Should runners hit the weight room? Absolutely!
The amount of time, the type of exercises, and the number of repetitions spent utilizing weights all depends on the individual and their goals. Most runners that choose not to lift weights worry about building size that will decrease mobility and cause greater effort. With a proper training program designed for runners there’s no need to worry.
There are all sorts of health benefits to resistance training, but we’ll focus strictly on using weights to improve running performance and reduce the likelihood of injury.
The easiest way to describe the methods of resistance (weight) training is to break them down in to 3 separate categories. They are strength, hypertrophy, and endurance. While modern weight lifting is a blend of all three, you’ll find athletes will mostly lean toward the style of resistance training that fits their goals and lifestyle. As an example; a power lifter will focus on strength training, a bodybuilder will almost always train for hypertrophy (muscle growth), and a runner for endurance. These three methods are identified by their “rep ranges” and rest cycles.

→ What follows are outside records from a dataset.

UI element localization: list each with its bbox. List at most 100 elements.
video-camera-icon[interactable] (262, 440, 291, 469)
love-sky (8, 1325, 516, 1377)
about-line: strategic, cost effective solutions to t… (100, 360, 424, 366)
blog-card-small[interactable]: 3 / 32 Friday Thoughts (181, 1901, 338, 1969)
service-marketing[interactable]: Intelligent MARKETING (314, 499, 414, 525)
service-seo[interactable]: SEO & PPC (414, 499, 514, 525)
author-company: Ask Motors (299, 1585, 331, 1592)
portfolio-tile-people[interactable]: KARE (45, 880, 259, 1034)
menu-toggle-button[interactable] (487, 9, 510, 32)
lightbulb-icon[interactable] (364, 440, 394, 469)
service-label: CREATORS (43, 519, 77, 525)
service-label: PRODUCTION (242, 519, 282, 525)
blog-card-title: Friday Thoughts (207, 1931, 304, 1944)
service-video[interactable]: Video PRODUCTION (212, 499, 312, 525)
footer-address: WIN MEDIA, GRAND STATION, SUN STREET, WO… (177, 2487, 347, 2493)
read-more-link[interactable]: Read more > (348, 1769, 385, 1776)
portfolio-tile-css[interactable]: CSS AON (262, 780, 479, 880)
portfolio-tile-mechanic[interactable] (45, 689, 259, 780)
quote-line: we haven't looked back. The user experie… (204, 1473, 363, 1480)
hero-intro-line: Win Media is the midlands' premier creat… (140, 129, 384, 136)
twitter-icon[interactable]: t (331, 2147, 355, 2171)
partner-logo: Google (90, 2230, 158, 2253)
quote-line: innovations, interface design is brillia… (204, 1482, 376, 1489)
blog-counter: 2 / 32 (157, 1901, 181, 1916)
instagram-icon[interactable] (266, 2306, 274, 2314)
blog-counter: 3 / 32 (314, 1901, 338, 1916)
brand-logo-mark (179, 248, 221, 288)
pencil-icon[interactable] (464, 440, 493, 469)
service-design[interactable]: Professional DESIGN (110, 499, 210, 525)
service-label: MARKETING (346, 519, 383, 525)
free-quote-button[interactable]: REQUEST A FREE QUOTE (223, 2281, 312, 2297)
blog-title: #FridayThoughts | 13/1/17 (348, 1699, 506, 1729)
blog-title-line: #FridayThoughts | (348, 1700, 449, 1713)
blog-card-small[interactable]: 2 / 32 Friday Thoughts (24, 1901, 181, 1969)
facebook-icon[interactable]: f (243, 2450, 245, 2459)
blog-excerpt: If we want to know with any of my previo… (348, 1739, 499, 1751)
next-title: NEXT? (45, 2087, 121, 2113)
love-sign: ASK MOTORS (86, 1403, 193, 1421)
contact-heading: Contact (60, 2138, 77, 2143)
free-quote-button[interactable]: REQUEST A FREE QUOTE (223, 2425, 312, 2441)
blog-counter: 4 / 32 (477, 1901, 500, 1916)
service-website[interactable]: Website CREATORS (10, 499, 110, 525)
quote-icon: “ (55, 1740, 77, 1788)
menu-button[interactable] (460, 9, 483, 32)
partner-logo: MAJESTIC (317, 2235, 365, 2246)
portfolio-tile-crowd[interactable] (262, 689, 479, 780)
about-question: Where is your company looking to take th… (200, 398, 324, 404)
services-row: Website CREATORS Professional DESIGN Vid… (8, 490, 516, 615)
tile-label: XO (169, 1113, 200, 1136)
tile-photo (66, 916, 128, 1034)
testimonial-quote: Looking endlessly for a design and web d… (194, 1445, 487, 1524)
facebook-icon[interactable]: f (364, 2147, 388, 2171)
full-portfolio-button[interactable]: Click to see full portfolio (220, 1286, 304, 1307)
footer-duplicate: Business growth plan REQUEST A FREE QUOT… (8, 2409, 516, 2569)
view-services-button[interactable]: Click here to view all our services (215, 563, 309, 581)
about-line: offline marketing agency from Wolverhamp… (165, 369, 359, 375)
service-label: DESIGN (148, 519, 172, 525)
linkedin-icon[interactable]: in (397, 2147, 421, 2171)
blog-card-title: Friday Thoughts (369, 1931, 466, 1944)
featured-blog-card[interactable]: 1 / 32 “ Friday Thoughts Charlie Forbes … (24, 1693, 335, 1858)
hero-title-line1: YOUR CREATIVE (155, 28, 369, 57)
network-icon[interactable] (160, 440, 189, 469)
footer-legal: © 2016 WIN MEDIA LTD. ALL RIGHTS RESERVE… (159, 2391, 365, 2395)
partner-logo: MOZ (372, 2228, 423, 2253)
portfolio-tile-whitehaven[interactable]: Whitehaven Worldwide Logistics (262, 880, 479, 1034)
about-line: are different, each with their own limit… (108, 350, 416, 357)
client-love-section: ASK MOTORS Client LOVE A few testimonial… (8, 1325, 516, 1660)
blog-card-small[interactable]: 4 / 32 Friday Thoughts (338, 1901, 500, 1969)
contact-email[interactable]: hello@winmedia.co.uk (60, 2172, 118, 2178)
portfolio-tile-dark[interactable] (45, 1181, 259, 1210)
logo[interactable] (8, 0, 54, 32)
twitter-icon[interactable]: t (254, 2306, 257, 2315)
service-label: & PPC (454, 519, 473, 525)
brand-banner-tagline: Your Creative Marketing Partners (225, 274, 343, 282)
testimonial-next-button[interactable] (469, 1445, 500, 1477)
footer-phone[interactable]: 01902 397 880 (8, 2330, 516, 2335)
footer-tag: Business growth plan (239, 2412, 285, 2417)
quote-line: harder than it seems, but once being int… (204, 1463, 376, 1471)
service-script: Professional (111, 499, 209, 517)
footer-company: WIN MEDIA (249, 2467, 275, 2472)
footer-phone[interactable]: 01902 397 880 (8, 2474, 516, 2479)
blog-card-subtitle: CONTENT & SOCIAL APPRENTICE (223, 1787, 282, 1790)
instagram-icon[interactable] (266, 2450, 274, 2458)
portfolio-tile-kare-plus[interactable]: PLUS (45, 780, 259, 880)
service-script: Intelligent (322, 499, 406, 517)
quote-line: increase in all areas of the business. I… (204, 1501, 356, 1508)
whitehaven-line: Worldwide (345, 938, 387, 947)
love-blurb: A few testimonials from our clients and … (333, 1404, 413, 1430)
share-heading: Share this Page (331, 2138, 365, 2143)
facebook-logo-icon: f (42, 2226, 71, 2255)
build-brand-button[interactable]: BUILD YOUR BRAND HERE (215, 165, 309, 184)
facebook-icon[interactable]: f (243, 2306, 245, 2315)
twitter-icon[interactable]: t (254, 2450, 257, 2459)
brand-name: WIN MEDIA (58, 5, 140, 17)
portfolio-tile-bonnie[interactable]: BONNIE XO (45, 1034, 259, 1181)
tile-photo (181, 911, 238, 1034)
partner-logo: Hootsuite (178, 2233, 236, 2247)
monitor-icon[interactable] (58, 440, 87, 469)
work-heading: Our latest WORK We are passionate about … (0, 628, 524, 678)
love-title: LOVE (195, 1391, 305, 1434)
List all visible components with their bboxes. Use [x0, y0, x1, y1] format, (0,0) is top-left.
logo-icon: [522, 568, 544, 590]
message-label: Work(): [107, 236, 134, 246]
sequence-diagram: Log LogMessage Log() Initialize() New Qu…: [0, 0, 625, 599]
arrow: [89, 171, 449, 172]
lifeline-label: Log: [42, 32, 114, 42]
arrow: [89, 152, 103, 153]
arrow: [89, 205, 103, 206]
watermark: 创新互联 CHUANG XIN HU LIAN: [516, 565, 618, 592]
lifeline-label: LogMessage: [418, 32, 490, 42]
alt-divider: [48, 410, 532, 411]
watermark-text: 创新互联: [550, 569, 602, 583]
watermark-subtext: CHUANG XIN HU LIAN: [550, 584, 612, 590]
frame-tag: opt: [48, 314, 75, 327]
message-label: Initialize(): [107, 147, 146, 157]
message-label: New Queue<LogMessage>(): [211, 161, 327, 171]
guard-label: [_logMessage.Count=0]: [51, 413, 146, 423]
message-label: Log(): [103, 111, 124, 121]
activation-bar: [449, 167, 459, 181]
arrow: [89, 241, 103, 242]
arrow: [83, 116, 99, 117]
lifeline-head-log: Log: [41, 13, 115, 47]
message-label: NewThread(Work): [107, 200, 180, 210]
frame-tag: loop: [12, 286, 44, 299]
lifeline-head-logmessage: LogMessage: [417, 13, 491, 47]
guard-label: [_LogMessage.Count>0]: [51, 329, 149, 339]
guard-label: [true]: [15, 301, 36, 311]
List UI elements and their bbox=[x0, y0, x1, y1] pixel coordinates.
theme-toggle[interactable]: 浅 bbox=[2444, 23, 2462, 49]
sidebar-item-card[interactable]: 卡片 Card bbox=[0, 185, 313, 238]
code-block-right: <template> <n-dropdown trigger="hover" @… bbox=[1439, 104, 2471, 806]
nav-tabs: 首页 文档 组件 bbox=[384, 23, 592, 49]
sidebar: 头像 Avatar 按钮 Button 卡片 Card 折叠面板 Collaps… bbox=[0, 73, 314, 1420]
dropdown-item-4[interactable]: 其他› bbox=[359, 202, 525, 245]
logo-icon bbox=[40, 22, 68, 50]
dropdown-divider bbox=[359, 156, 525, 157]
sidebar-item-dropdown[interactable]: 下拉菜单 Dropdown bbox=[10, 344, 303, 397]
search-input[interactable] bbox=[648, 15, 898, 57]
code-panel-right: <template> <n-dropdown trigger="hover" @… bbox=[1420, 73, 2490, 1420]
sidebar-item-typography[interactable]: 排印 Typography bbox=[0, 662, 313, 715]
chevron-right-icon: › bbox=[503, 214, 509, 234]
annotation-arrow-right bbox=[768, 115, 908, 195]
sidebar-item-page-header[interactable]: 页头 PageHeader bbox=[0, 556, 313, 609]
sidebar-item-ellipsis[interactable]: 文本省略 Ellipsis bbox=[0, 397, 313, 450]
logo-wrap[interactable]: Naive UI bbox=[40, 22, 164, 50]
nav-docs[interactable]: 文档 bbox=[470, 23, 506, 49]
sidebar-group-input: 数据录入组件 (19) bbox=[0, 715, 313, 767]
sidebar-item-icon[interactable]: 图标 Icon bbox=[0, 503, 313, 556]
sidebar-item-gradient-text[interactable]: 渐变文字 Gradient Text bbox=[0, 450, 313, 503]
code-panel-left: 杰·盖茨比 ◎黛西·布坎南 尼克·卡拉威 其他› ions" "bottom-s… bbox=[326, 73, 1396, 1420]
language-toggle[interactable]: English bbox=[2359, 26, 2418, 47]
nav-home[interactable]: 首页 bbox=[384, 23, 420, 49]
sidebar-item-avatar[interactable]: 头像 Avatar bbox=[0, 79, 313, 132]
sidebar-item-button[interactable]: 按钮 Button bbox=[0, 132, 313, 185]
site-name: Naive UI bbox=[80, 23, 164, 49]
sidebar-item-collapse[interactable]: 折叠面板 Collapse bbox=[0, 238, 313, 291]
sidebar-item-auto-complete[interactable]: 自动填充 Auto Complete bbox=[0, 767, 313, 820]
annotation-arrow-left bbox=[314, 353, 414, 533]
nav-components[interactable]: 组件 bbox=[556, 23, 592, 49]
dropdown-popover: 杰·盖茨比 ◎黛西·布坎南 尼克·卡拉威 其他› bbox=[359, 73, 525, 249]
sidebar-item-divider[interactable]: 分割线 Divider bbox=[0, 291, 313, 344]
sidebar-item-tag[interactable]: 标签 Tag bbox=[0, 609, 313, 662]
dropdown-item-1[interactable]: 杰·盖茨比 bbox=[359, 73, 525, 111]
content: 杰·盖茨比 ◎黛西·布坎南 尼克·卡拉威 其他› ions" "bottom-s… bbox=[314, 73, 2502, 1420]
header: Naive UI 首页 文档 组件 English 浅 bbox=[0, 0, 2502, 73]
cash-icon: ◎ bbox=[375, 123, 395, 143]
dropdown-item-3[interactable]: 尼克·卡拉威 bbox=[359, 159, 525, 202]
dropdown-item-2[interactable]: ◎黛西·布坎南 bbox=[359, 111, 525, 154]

In order to maximize the benefits of resistance training for an endurance athlete, we’ll train in a higher repetition range that improves muscular endurance without building muscle mass or strength. These are high rep sets, typically above 15 repetitions each or a sequence of exercises with little or no rest between movements (circuit training). This means choosing a weight that is light enough to perform the prescribed number of repetitions to reach the endurance training zone. Just about all endurance runners can benefit from this type of resistance training without worrying about decreasing mobility or running efficiency. Actually quite the opposite is true! A proper endurance training program will help raise your V02 MAX while giving your lower body endurance to sprint off the start, finish strong, or push through those hills.
If training strictly to improve your running performance then stick to two full body resistance workouts per week. Focus on major muscle groups, performing 2-3 sets per exercise and about 15-25 repetitions each.